Outra abordagem que comecei a implementar foram as imagens que têm uma narrativa. Em vez de apenas mostrar o produto ou serviço, eu criei uma sequência que contava uma história – como alguém usando o meu serviço e, em seguida, mostrando os resultados. Isso ajudou a conectar emocionalmente com o público.
Uma coisa que não funcionou para mim foram as fontes muito sofisticadas. Tentei usar uma fonte “chique” numa campanha, mas o feedback foi que as pessoas achavam difícil de ler. O ideal é usar fontes claras e legíveis, que transmitam a mensagem de forma rápida. E, claro, cuidar com a saturação de informação em cada slide. O que eu faço agora é focar em um benefício por slide, o que facilita a absorção.

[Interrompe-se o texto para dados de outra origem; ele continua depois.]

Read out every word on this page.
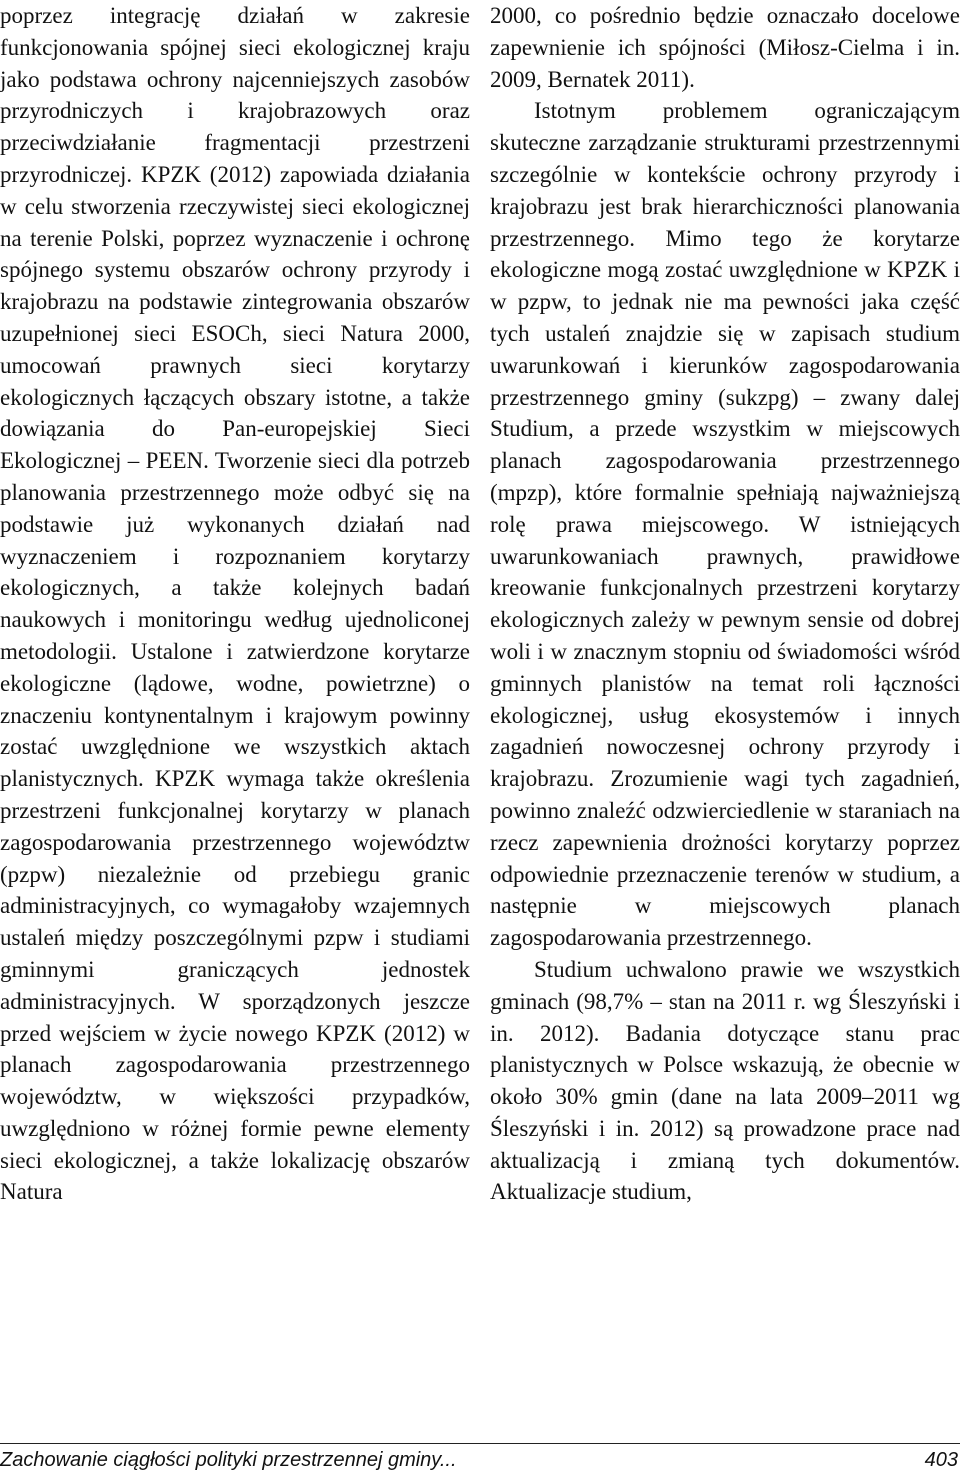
poprzez integrację działań w zakresie funkcjonowania spójnej sieci ekologicznej kraju jako podstawa ochrony najcenniejszych zasobów przyrodniczych i krajobrazowych oraz przeciwdziałanie fragmentacji przestrzeni przyrodniczej. KPZK (2012) zapowiada działania w celu stworzenia rzeczywistej sieci ekologicznej na terenie Polski, poprzez wyznaczenie i ochronę spójnego systemu obszarów ochrony przyrody i krajobrazu na podstawie zintegrowania obszarów uzupełnionej sieci ESOCh, sieci Natura 2000, umocowań prawnych sieci korytarzy ekologicznych łączących obszary istotne, a także dowiązania do Pan-europejskiej Sieci Ekologicznej – PEEN. Tworzenie sieci dla potrzeb planowania przestrzennego może odbyć się na podstawie już wykonanych działań nad wyznaczeniem i rozpoznaniem korytarzy ekologicznych, a także kolejnych badań naukowych i monitoringu według ujednoliconej metodologii. Ustalone i zatwierdzone korytarze ekologiczne (lądowe, wodne, powietrzne) o znaczeniu kontynentalnym i krajowym powinny zostać uwzględnione we wszystkich aktach planistycznych. KPZK wymaga także określenia przestrzeni funkcjonalnej korytarzy w planach zagospodarowania przestrzennego województw (pzpw) niezależnie od przebiegu granic administracyjnych, co wymagałoby wzajemnych ustaleń między poszczególnymi pzpw i studiami gminnymi graniczących jednostek administracyjnych. W sporządzonych jeszcze przed wejściem w życie nowego KPZK (2012) w planach zagospodarowania przestrzennego województw, w większości przypadków, uwzględniono w różnej formie pewne elementy sieci ekologicznej, a także lokalizację obszarów Natura

2000, co pośrednio będzie oznaczało docelowe zapewnienie ich spójności (Miłosz-Cielma i in. 2009, Bernatek 2011).

Istotnym problemem ograniczającym skuteczne zarządzanie strukturami przestrzennymi szczególnie w kontekście ochrony przyrody i krajobrazu jest brak hierarchiczności planowania przestrzennego. Mimo tego że korytarze ekologiczne mogą zostać uwzględnione w KPZK i w pzpw, to jednak nie ma pewności jaka część tych ustaleń znajdzie się w zapisach studium uwarunkowań i kierunków zagospodarowania przestrzennego gminy (sukzpg) – zwany dalej Studium, a przede wszystkim w miejscowych planach zagospodarowania przestrzennego (mpzp), które formalnie spełniają najważniejszą rolę prawa miejscowego. W istniejących uwarunkowaniach prawnych, prawidłowe kreowanie funkcjonalnych przestrzeni korytarzy ekologicznych zależy w pewnym sensie od dobrej woli i w znacznym stopniu od świadomości wśród gminnych planistów na temat roli łączności ekologicznej, usług ekosystemów i innych zagadnień nowoczesnej ochrony przyrody i krajobrazu. Zrozumienie wagi tych zagadnień, powinno znaleźć odzwierciedlenie w staraniach na rzecz zapewnienia drożności korytarzy poprzez odpowiednie przeznaczenie terenów w studium, a następnie w miejscowych planach zagospodarowania przestrzennego.

Studium uchwalono prawie we wszystkich gminach (98,7% – stan na 2011 r. wg Śleszyński i in. 2012). Badania dotyczące stanu prac planistycznych w Polsce wskazują, że obecnie w około 30% gmin (dane na lata 2009–2011 wg Śleszyński i in. 2012) są prowadzone prace nad aktualizacją i zmianą tych dokumentów. Aktualizacje studium,

Zachowanie ciągłości polityki przestrzennej gminy...	403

Finalmente, eu recomendo prestar atenção nas análises. O que as métricas dizem? Veja quais carrosséis obtiveram mais cliques ou engajamento e tente entender por quê. Isso pode ajudar a refinar o que está funcionando para você.
No fim, é mesmo um processo. Cada teste traz um aprendizado e, com o público mudando tão rápido, parece que sempre estamos atrás do que “funciona”. Acho que o importante é estar disposto a experimentar e ajustar. Espero que isso ajude!